Lebih lanjut, Rifka berpendapat bahwa selama ini Wisata Kopi (Coffee Tourism) belum menjadi branding pariwisata di Wonosobo, sementara menurut risetnya hampir di 15 kecamatan di Wonosobo terdapat varian kopi yang potensial. Dia menyebut Bowongso, Bogoran (Sapuran), Kopi Dieng, Karangluas, Jenggeran, dan lain-lain sebagai beberapa contoh daerah penghasil kopi.

.

Adapun varian kopi yang dimaksud mencakup dua varian utama kopi yaitu, Robusta dan Arabika. Jika digarap dengan baik maka kopi bisa menjadi branding pariwisata wonosobo, selain carica dan kacang dieng.
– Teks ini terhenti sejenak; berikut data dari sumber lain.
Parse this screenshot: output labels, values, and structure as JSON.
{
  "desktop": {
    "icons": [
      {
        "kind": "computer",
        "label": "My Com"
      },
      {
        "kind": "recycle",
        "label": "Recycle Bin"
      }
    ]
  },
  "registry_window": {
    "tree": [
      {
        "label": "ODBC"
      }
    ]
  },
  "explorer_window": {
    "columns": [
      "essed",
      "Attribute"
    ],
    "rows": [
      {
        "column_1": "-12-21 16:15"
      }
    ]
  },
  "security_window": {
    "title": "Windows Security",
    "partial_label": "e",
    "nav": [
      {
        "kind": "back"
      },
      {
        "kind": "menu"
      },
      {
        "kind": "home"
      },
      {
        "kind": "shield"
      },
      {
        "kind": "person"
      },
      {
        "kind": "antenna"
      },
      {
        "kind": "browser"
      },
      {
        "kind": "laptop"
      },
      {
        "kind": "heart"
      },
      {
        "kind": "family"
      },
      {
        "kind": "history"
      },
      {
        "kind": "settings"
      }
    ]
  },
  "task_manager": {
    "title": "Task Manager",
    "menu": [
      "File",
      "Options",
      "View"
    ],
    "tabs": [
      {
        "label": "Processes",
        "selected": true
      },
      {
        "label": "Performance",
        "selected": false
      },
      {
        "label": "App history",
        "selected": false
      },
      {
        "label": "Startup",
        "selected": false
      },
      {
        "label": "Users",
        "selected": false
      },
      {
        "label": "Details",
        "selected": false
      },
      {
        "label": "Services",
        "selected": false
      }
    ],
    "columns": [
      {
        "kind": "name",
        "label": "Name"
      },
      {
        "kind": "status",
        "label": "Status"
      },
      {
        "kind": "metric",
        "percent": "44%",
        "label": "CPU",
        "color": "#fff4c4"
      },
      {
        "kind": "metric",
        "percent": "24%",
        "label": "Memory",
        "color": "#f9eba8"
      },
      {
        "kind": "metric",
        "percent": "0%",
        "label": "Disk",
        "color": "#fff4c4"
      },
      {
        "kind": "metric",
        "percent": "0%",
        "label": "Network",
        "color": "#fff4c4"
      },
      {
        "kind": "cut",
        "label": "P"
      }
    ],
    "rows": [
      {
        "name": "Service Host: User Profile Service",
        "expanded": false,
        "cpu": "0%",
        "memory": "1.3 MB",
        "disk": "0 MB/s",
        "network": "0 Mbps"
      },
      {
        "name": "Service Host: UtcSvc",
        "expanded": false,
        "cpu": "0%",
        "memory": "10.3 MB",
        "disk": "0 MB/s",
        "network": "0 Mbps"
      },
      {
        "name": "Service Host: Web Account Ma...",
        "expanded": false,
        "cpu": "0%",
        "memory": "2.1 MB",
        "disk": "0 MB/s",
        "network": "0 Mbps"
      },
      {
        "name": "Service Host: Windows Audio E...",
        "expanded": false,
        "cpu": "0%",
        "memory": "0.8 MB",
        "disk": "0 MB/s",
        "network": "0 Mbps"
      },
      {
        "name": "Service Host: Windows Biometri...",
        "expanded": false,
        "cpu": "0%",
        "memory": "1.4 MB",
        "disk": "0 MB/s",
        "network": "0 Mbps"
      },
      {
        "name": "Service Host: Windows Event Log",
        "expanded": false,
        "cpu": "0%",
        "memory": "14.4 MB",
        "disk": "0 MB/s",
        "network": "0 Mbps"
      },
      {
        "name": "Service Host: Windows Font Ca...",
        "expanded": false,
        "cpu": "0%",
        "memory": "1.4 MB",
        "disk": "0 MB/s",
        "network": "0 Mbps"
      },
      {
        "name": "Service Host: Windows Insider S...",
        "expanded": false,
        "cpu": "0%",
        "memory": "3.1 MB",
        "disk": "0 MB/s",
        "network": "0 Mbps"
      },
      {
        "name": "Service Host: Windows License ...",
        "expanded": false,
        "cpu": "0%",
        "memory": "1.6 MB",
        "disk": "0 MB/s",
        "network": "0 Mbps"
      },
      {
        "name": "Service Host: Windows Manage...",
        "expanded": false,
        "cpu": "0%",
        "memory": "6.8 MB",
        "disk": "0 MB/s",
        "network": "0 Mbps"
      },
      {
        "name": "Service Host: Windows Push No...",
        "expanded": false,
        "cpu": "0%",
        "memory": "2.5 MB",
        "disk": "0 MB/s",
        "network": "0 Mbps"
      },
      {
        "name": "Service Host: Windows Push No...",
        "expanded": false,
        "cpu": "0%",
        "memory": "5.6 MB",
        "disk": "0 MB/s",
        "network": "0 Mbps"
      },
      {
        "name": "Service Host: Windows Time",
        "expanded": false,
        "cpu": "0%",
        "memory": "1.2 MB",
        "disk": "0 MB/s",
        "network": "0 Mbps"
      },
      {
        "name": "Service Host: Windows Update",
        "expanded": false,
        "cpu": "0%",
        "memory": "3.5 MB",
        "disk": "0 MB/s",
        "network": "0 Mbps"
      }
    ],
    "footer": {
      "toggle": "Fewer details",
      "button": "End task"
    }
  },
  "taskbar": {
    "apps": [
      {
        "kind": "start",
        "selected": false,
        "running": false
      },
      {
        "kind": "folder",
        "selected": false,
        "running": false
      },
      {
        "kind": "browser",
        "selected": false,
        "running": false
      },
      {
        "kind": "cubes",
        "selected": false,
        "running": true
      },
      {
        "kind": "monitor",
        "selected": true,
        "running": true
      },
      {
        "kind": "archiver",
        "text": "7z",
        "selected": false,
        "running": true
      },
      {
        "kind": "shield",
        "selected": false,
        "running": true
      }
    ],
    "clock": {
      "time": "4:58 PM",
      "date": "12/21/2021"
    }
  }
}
Hal ini, lanjut Rifka, juga didukung oleh kondisi geografis Wonosobo dan hawa sejuknya. 

.


Dalam konsep yang dipakai oleh Rifka yaitu “cultural engineering” yang dimaksud adalah bahwa secara teori harus ada perencanaan yang matang untuk mengonsep kopi agar menjadi salah satu branding pariwisata. Menurut Rifka, konsep “cultural engineering” atau rekayasa budaya ini adalah sebuah konsep dimana elemen-elemen terkait yaitu pengusaha, masyarakat, peneliti, dan pemerintah harus disinergikan untuk dapat menempatkan kopi sebagai bagian dari budaya.

.

Menurutnya selama ini masyarakat terlalu menyempitkan pengertian budaya sebagai kesenian saja. Padahal, lanjutya, budaya itu sangat luas. Misalnya, ada tujuh unsur kebudayaan, termasuk organisasi dan ekonomi. Sehingga misalnya, jika kopi selama ini kita anggap sebagai komoditas dagang semata sebenarnya tidak tepat.

.

Oleh sebab, sudah sejak lama kopi menjadi medium yang melekatkan masyarakat di desa sampai kota. Jadi jika ada upaya untuk menjadikan kopi itu membudaya di masyarakat, bukan tidak mungkin Wonosobo ini akan memiliki nilai tambah lain yaitu daerah dengan wisata kopi yang menarik. Wisata kopi yang dimaksud termasuk perkebunan, produksi, dan konsumsi di kafe-kafe bercita rasa lokal.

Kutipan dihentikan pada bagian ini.